Although several studies were conducted to examine the association between serum ferritin and diabetes, most of them were based on Caucasian samples [1722]. To the best of our knowledge, only a few studies [7, 9, 2325] were published to investigate the association in the Chinese population and few of them extensively studied serum ferritin and its association with diabetes, diabetes control, and IR simultaneously. Recent cohort studies reported higher serum ferritin was associated with diabetes incidence in an elderly Chinese population [7] and Korean men [6]. Previous studies also found serum ferritin level is higher in the poorly controlled patients with Type 2 diabetes [26]. Our results were consistent with the aforementioned studies and those conclusions from studies which collected data from Caucasian descent [1722].

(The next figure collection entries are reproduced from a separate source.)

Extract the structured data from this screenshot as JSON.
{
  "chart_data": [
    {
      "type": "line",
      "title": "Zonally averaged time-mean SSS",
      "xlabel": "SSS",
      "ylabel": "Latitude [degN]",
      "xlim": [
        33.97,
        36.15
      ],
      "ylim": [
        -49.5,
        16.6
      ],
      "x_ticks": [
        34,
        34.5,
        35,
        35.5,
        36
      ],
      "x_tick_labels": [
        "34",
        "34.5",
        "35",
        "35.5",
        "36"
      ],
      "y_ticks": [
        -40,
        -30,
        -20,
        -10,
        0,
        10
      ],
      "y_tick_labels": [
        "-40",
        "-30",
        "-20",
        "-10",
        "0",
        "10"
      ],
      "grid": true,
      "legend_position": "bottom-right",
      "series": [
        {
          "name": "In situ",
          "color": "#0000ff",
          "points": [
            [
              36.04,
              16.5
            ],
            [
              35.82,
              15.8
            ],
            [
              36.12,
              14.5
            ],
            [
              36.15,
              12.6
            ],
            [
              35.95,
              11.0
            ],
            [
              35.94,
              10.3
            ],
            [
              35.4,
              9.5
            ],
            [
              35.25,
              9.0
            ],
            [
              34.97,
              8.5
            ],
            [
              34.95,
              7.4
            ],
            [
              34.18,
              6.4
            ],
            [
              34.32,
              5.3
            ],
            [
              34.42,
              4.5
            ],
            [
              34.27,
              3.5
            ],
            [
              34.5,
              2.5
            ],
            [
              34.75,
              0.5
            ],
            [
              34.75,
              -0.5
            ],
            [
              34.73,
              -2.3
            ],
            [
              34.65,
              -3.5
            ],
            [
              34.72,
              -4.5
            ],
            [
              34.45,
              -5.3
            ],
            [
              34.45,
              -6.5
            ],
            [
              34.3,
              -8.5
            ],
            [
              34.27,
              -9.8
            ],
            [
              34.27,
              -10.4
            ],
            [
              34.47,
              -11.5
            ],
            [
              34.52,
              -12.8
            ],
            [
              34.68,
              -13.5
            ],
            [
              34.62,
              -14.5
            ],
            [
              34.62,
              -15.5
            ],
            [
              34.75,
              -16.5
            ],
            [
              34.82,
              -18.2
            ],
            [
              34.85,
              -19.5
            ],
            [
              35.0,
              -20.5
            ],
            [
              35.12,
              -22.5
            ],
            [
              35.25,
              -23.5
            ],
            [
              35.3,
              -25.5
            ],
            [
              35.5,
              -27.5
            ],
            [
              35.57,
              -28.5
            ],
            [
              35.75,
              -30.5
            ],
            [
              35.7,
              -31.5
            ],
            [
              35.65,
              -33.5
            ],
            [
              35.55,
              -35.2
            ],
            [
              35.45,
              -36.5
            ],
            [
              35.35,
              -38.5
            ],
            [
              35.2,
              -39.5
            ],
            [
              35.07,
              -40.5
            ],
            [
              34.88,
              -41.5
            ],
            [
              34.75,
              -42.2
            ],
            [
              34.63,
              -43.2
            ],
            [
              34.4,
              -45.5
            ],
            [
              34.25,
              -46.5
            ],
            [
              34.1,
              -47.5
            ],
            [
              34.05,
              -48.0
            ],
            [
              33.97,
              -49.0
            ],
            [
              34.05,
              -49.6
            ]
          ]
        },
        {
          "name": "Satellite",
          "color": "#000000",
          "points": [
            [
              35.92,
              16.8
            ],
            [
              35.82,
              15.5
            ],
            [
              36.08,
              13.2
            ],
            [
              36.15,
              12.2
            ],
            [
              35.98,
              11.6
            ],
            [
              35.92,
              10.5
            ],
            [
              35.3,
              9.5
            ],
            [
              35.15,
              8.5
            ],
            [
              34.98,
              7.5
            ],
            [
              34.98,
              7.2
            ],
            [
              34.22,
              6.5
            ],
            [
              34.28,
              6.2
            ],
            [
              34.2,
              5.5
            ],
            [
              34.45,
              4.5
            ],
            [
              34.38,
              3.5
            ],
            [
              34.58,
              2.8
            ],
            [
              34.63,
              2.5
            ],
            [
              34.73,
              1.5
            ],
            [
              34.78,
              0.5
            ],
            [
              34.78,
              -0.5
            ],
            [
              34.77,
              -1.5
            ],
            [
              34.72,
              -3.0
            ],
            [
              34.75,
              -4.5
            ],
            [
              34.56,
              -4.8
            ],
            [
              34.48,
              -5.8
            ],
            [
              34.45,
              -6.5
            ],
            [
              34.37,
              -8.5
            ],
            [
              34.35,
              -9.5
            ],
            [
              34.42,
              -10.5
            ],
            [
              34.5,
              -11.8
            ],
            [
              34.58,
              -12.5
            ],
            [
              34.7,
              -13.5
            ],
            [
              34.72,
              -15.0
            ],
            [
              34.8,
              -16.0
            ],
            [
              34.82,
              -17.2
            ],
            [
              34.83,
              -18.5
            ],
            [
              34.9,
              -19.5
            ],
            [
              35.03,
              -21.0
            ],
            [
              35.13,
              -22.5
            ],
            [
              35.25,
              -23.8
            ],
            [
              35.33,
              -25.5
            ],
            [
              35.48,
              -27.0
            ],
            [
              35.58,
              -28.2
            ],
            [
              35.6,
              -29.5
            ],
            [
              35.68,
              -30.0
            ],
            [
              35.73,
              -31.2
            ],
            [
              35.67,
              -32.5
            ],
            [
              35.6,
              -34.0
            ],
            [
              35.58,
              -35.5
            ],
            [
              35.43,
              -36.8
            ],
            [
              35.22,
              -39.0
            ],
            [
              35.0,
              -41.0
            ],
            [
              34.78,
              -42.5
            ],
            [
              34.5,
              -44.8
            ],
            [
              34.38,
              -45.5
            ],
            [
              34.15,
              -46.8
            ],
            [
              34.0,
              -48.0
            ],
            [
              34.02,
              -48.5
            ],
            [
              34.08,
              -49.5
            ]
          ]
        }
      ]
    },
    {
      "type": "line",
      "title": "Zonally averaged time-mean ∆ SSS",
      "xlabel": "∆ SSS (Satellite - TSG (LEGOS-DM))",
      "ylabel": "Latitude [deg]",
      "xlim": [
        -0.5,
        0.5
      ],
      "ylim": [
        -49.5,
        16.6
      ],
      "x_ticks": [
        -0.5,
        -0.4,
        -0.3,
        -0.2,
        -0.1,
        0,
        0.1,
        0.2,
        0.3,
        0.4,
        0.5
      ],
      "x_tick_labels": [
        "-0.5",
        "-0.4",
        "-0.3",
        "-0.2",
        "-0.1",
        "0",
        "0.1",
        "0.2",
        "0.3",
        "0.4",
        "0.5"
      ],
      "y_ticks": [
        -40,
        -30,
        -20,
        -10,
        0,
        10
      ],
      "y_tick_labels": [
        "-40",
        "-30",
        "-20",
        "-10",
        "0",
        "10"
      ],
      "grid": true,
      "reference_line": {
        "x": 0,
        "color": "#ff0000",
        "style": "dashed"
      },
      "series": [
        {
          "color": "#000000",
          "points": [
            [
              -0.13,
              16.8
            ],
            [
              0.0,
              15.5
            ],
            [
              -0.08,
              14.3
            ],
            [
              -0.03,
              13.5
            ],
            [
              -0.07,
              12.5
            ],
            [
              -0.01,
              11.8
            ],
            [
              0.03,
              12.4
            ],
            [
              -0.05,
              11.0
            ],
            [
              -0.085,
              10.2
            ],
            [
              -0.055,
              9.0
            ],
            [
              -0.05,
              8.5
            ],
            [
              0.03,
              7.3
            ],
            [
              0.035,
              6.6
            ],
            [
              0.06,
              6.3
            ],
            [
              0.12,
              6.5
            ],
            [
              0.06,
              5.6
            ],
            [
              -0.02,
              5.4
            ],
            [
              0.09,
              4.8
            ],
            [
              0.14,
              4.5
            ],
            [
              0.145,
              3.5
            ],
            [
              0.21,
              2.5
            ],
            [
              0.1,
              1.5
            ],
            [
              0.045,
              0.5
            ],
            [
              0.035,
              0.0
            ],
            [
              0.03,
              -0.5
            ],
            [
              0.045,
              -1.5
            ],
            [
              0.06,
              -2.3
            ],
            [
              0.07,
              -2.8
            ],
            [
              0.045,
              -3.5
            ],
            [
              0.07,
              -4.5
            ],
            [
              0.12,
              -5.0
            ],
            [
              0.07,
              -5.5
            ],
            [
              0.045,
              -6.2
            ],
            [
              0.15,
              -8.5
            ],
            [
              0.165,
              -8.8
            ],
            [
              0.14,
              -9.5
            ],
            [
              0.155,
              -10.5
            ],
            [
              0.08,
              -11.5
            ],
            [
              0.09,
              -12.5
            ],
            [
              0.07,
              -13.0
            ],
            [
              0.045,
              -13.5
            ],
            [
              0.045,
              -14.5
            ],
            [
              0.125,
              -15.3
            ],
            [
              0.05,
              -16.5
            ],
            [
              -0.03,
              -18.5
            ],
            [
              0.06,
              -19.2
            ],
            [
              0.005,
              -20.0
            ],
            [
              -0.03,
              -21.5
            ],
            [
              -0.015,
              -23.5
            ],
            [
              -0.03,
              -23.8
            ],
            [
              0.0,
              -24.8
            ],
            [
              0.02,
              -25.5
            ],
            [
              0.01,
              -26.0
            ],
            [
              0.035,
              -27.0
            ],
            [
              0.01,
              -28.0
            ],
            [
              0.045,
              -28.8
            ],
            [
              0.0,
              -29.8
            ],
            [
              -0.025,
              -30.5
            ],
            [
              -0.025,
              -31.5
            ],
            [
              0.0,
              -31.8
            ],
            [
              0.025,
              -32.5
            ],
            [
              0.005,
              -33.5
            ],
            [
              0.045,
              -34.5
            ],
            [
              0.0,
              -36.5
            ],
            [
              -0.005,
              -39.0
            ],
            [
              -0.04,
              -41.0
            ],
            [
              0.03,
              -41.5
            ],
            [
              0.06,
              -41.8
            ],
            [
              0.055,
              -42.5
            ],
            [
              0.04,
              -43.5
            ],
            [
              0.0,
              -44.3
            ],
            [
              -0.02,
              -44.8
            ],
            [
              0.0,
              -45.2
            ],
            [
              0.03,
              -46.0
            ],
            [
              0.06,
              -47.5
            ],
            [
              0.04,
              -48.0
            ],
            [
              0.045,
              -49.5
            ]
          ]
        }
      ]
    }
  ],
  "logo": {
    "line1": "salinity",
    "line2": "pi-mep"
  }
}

Serum ferritin differed between men and women to a large extent, but the prevalence of diabetes in men and women was comparable. Thus, we hypothesized that gender might have an effect on the association between serum ferritin and diabetes, poor diabetes control, or HOMA-IR. Our results were not contradictory to the hypothesis and were parallel to several studies. In a Japanese study, gender was found to modify the association between serum ferritin and IR [8]. Likewise, a Korean study also found gender might modify the effects of serum ferritin on diabetes and IR [27]. Sex difference of these associations was also reported in the SUNSET Study, which included South Asian Surinamese, African Surinamese, and ethnic Dutch participants [5]. Similar result was also reported in another study, which found elevated serum ferritin concentration was associated with IR only in women with diabetes but not in men [28]. However, although the interaction term between gender and serum ferritin was statistically significant, the differences of the absolute effect sizes in men and women were not too large. Thus, the hypothesis that gender modifies the association of ferritin with diabetes should be interpreted with caution from our results. This might be merely statistical interaction, which does not mean biological interaction between gender and ferritin.

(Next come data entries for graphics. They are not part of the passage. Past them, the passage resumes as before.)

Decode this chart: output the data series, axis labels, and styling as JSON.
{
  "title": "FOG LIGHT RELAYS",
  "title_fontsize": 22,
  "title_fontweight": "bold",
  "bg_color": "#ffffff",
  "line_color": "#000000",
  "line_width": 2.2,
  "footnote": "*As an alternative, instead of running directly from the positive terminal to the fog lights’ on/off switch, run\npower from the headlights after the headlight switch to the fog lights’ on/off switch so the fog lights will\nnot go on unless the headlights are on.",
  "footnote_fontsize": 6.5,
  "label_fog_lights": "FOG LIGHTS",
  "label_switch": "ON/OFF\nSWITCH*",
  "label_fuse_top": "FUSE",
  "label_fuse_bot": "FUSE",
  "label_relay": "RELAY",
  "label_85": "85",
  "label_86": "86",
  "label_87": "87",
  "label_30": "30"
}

The exact mechanism of the association between serum ferritin and diabetic disorder remains to be clarified. Till now, several possible biological pathways might be proposed to explain the observed findings. Firstly, serum ferritin is regarded as a biomarker of body iron store, whose catalytic effects could induce lipid peroxidation [29]. A recent study suggested lipid peroxidation might be involved in the development of IR [30]. Secondly, iron is able to form highly reactive free radicals [31], which can lead to disturbed glucose metabolism and subsequent hyperglycemia [32]. Additionally, iron deposition and accumulation in hepatocytes may directly involve in insulin signaling [33]. Finally, iron was closely related to inflammation, which imposed a higher risk on diabetes and IR. However, in our study after adjusting for hsCRP, the associations between serum ferritin and diabetes were still significant, which might be suggestive of other pathways of the effects of serum ferritin on diabetes and IR.

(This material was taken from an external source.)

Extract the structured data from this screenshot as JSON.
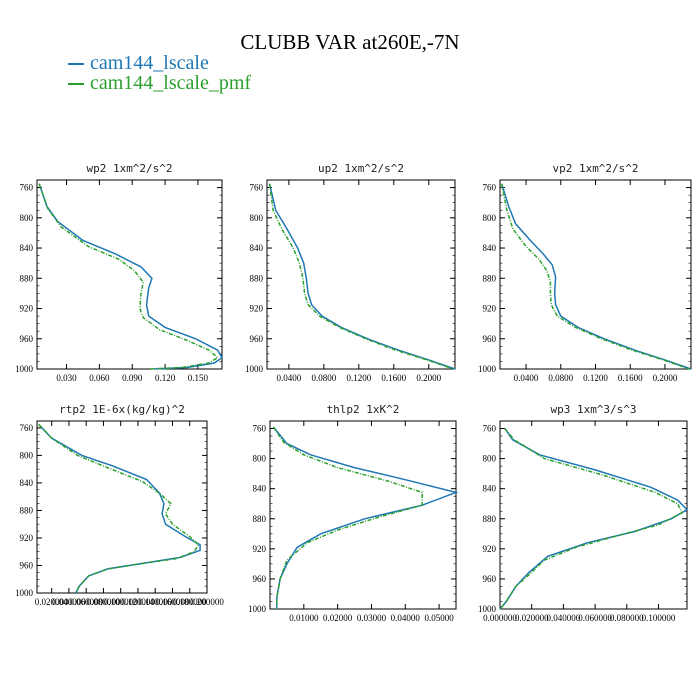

The strength of the present study was its large sample size that enabled us to stratify the analysis by gender. Our findings provide new evidence to support the relationship between serum ferritin and diabetes. Admittedly, the current study had some limitations that deserved to be considered when interpreting the results. The cross-sectional study design prevents us from drawing causal inference and highlights the necessity of prospective study with repeated measurements of serum ferritin, glucose, HbA1C, and insulin. In addition to that, the residual confounding is still possible to exist although several confounders were considered in the analysis. Future studies are warranted to clarify the underlying biological mechanisms and causal pathways between serum ferritin and diabetes.

In conclusion, our study suggested that higher serum ferritin was associated with higher prevalence of diabetes, higher levels of HbA1c, and HOMA-IR. The observed results were independent of several confounders including age, gender, education, smoking, BMI, serum lipids, and hypertension.